LES METS POPULAIRES EN SYRIE
Issue 14
Awadh Saud Awadh(Syrie)
L ’étude porte sur l’influence du lieu ou de l’environnement sur les mets populaires. Nul, ne saurait ignorer l’importance d’une telle influence : pour prendre un exemple, le bédouin qui vit au cœur des étendues désertiques ne pourra faire du poisson sa nourriture de base, ne serait-ce que du fait qu’il vit loin de la côte et que son troupeau de moutons ou de chèvres lui fournit la viande nécessaire à ses besoins. On comprend qu’il ait mis tant de raffinement à élaborer des plats à base de viande : lorsqu’il reçoit un invité le premier réflexe du bédouin sera d’égorger un mouton – en prévision, certes, du jour, où il sera à son tour invité, mais aussi parce que l’hospitalité est la première vertu de l’homme du désert.
Quant à l’habitant de la côte, c’est la mer – qui est son amie – qui lui fournit sa nourriture ; c’est d’elle qu’il vit et c’est grâce à la pêche qu’il assure la survie des siens. Pour le campagnard qui laboure et ensemence la terre, sa nourriture consistera principalement en légumes et céréales. Le citadin aura, pour sa part, besoin du labeur de tous ces hommes pour se nourrir car il vit de son savoir-faire manuel.
Si l’on passe en revue les mets populaires, on remarque aisément qu’ils se fondent sur les produits liés au milieu naturel. La Syrie – que l’on appelle également le pays de Cham et qui jouit d’une grande variété de paysages : la mer et les zones côtières, la montagne et les plaines, les déserts et les zones arides – présente au visiteur une grande variété de plats dont chacun est le symbole d’une région particulière. Mais, comme les villes et les villages sont proches les uns des autres, les échanges culinaires ont toujours joué un rôle important, d’autant qu’il n’existe guère, à proprement parler, de barrières géographiques ou religieuses, ni, encore moins, sachant que la plupart des villageois ont des origines bédouines, de préjugés liés aux coutumes et aux traditions.
Quant aux habitudes liées aux lois de l’hospitalité, elles sont plus proches de la vie des bédouins que de celles des citadins. L’hospitalité a vu le jour dans les zones désertiques qui imposent aux populations de se déplacer continuellement d’un endroit à l’autre et, dès lors, d’être régulièrement les hôtes les unes des autres. Elle est donc devenue non seulement l’un des fondements de la culture bédouine mais un sujet de fierté pour chacun. Le renom autant que le besoin matériel ont joué à cet égard un rôle important et déterminé le comportement des hommes. La femme elle-même en a fait un critère essentiel en se réservant le droit d’accorder ou de refuser sa main à tel ou tel prétendant, en fonction du degré de générosité que le groupe lui reconnaît.
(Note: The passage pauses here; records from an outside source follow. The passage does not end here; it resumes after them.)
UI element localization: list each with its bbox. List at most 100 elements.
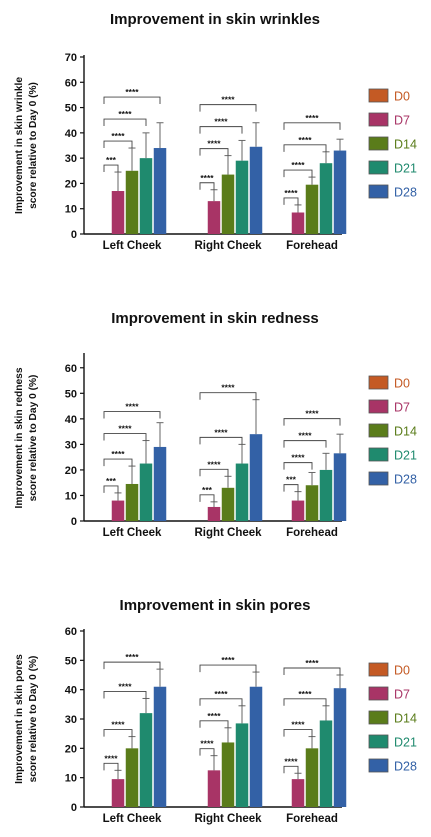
significance-bracket <box>283 169 313 178</box>
significance-bracket <box>199 148 229 156</box>
y-tick-label: 60 <box>65 626 77 638</box>
legend-label-d14: D14 <box>394 138 417 152</box>
bar-d28 <box>333 688 347 807</box>
significance-bracket <box>103 762 119 771</box>
y-tick-label: 10 <box>65 204 77 216</box>
y-tick-label: 30 <box>65 439 77 451</box>
significance-bracket <box>103 140 133 149</box>
significance-label: **** <box>125 652 139 662</box>
y-tick-label: 0 <box>71 516 77 528</box>
significance-bracket <box>103 118 147 127</box>
y-tick-label: 20 <box>65 465 77 477</box>
bar-d14 <box>305 184 319 234</box>
legend-swatch-d21 <box>368 160 389 175</box>
bar-d28 <box>249 434 263 521</box>
chart-title: Improvement in skin redness <box>111 310 319 327</box>
significance-bracket <box>283 729 313 737</box>
legend-label-d14: D14 <box>394 712 417 726</box>
bar-d21 <box>235 723 249 807</box>
y-tick-label: 0 <box>71 229 77 241</box>
significance-label: *** <box>106 155 117 165</box>
significance-bracket <box>103 661 161 670</box>
significance-label: **** <box>291 160 305 170</box>
bar-d7 <box>207 770 221 807</box>
legend-label-d21: D21 <box>394 449 417 463</box>
legend-swatch-d28 <box>368 758 389 773</box>
legend-label-d21: D21 <box>394 736 417 750</box>
legend-label-d7: D7 <box>394 688 410 702</box>
significance-label: **** <box>125 87 139 97</box>
significance-label: **** <box>305 409 319 419</box>
significance-bracket <box>103 96 161 105</box>
bar-d14 <box>221 487 235 521</box>
legend-label-d0: D0 <box>394 664 410 678</box>
significance-bracket <box>283 144 327 152</box>
legend-swatch-d14 <box>368 136 389 151</box>
x-category-label: Left Cheek <box>103 240 162 252</box>
bar-d21 <box>139 463 153 521</box>
y-tick-label: 50 <box>65 655 77 667</box>
legend-swatch-d14 <box>368 423 389 438</box>
significance-label: **** <box>111 449 125 459</box>
y-axis-label: Improvement in skin redness score relativ… <box>14 367 39 508</box>
legend-label-d0: D0 <box>394 90 410 104</box>
significance-bracket <box>283 484 299 492</box>
legend-label-d0: D0 <box>394 377 410 391</box>
significance-label: **** <box>305 658 319 668</box>
legend-swatch-d28 <box>368 184 389 199</box>
legend-label-d28: D28 <box>394 186 417 200</box>
legend-label-d28: D28 <box>394 760 417 774</box>
y-axis-label-line: Improvement in skin pores <box>14 654 25 784</box>
significance-bracket <box>199 664 257 673</box>
significance-bracket <box>199 392 257 400</box>
significance-label: **** <box>221 383 235 393</box>
bar-d21 <box>319 720 333 807</box>
bar-d14 <box>305 748 319 807</box>
bar-d28 <box>333 150 347 234</box>
chart-panel-1: Improvement in skin wrinkles Improvement … <box>14 11 417 252</box>
y-axis-label: Improvement in skin wrinkle score relativ… <box>14 77 39 214</box>
significance-bracket <box>199 720 229 728</box>
bar-d14 <box>221 174 235 234</box>
bar-d14 <box>125 748 139 807</box>
y-tick-label: 0 <box>71 802 77 814</box>
bar-d21 <box>319 469 333 521</box>
significance-label: **** <box>214 427 228 437</box>
legend-swatch-d21 <box>368 734 389 749</box>
significance-label: **** <box>221 95 235 105</box>
bar-d28 <box>153 148 167 234</box>
significance-bracket <box>199 104 257 112</box>
bar-d7 <box>207 201 221 234</box>
y-axis-label: Improvement in skin pores score relative … <box>14 654 39 784</box>
significance-label: **** <box>214 117 228 127</box>
significance-bracket <box>283 698 327 706</box>
significance-bracket <box>103 164 119 173</box>
bar-d28 <box>153 446 167 521</box>
significance-label: **** <box>298 135 312 145</box>
bar-d7 <box>291 212 305 234</box>
significance-bracket <box>283 197 299 205</box>
y-tick-label: 50 <box>65 388 77 400</box>
significance-label: **** <box>284 756 298 766</box>
y-tick-label: 40 <box>65 685 77 697</box>
significance-label: *** <box>106 476 117 486</box>
significance-label: **** <box>284 188 298 198</box>
legend-swatch-d0 <box>368 88 389 103</box>
significance-bracket <box>199 748 215 756</box>
legend-label-d28: D28 <box>394 473 417 487</box>
legend-swatch-d7 <box>368 399 389 414</box>
x-category-label: Right Cheek <box>194 240 262 252</box>
x-category-label: Forehead <box>286 813 338 825</box>
significance-bracket <box>199 182 215 190</box>
legend-swatch-d28 <box>368 471 389 486</box>
significance-bracket <box>283 440 327 448</box>
chart-title: Improvement in skin pores <box>120 597 311 614</box>
bar-d28 <box>249 686 263 807</box>
significance-bracket <box>283 765 299 774</box>
y-tick-label: 20 <box>65 743 77 755</box>
y-tick-label: 10 <box>65 490 77 502</box>
bar-d28 <box>153 686 167 807</box>
x-category-label: Forehead <box>286 240 338 252</box>
x-category-label: Left Cheek <box>103 813 162 825</box>
significance-bracket <box>199 436 243 445</box>
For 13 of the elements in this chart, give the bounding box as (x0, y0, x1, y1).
Quant aux coutumes de table, il est d’usage que l’on mange avec les mains, surtout à l’occasion des fêtes ou des repas de cérémonie, où tout le monde se sert dans le même plat. C’est là une coutume bédouine à laquelle s’ajoute l’insistance que l’on met à inviter l’hôte à se servir toujours davantage. Ne dit-on pas que « la nourriture des hommes doit être en proportion de leurs actions » et que « l’unité de mesure de la satiété est quarante bouchées » ? Pour les campagnards et les citadins, ils se servent habituellement de la cuiller et, quand cela est nécessaire, du couteau et de la fourchette. Ici, l’invitation se borne à une seule ou à quelques personnes, alors qu’en milieu bédouin c’est toute le village qui est convié.
On ne saurait, en l’occurrence, isoler les traditions culinaires de l’environnement dans lequel vit l’individu, ni de sa situation matérielle. On sait que la nourriture du riche diffère, en quantité comme en qualité, de celle du pauvre. Il en est de même de la façon dont le riche regarde la pauvre. « Lentes sont aux yeux de l’affamé les miettes qui tombent vers lui de la main du rassasié», dit le dicton.
Le fait essentiel reste, comme il a été signalé plus haut, que la nourriture est liée au milieu : les gens de la côte se nourrissent des richesses que leur prodigue la mer, les campagnards des produits de la terre, les citadins dépendant de ces deux milieux et important leur nourriture des régions voisines.